At the turn of the eighteenth and nineteenth centuries, Simon Denis had a European-wide reputation as a painter of landscapes in Italy, where he lived from 1786 to his death in 1812. His reputation declined after his demise and has only recently been rehabilitated, as a number of his works have appeared on the art market in the last ten years. A 1992 auction in Monaco, for example, offered paintings and drawings from his studio that had come by descent through the artist's family. Denis was born in Antwerp, where he trained with the local landscape and animal painter Henri Antonissen. In 1775 he moved to Paris, where he worked and studied under the patronage of the painter and art dealer Jean-Baptiste Lebrun. In 1786 Lebrun encouraged Denis to visit Rome, where he settled, married a Roman woman, and established his successful career as a painter of landscapes. He painted idealized landscapes in the tradition of Claude Lorrain, topographical views, and sketches executed in the open air. He was elected to the Accademia di San Luca in Rome in 1803. He was appointed court painter to Joachim Murat, king of Naples, in 1808, and spent the rest of his life based in Naples.

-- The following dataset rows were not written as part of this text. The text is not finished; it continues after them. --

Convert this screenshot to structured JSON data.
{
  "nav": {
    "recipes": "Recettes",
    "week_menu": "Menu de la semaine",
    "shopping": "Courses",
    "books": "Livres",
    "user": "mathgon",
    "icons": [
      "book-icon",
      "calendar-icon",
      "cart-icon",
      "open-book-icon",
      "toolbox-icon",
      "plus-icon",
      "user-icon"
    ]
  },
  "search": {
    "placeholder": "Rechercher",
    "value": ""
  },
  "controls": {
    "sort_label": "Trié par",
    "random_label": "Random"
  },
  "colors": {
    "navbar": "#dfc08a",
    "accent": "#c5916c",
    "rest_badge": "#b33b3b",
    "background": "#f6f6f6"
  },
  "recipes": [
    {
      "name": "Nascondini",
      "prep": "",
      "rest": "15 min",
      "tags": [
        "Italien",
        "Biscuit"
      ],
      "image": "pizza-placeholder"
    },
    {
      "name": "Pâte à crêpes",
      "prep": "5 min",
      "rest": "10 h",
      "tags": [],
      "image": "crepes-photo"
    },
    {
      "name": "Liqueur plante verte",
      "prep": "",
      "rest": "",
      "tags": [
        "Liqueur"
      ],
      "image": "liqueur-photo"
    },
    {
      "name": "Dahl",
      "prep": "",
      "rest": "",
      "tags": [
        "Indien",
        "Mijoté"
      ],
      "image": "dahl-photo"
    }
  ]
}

The French painter François-Marius Granet recalled in his memoirs that, when he arrived as a young artist in Rome in 1802, Denis advised him that he could profit by following his example and painting small landscapes in and around the city. Denis would certainly have encouraged Granet to paint open-air oil sketches, and ample evidence in their many surviving studies in oil on paper shows that both artists made this a regular activity. They were following the precepts and practice of their contemporary Pierre-Henri de Valenciennes, a seminal figure in the history of open-air painting.
View near Naples is typical of Denis' oil studies made from nature: the delicacy and the lively variety of the painter's touch, the feeling of fresh observation, and his sensitivity to the nuances of outdoor light. Denis' point of view, characteristically unusual and decidedly not "picturesque," looks forward to the informality of photography. It is not without humor that he pushed the peaks of Vesuvius into the far left background, playing down one of the most famous tourist sites in southern Italy in favor of some nondescript farm buildings and a local working landscape. The place appears to be near the agricultural village of Gragnano, inland from Castellammare to the south of Naples. This fertile and wooded area was much frequented by Neapolitans, who came to avoid the summer's heat of the crowded city. Denis very likely worked there in or after his permanent move to Naples in 1806.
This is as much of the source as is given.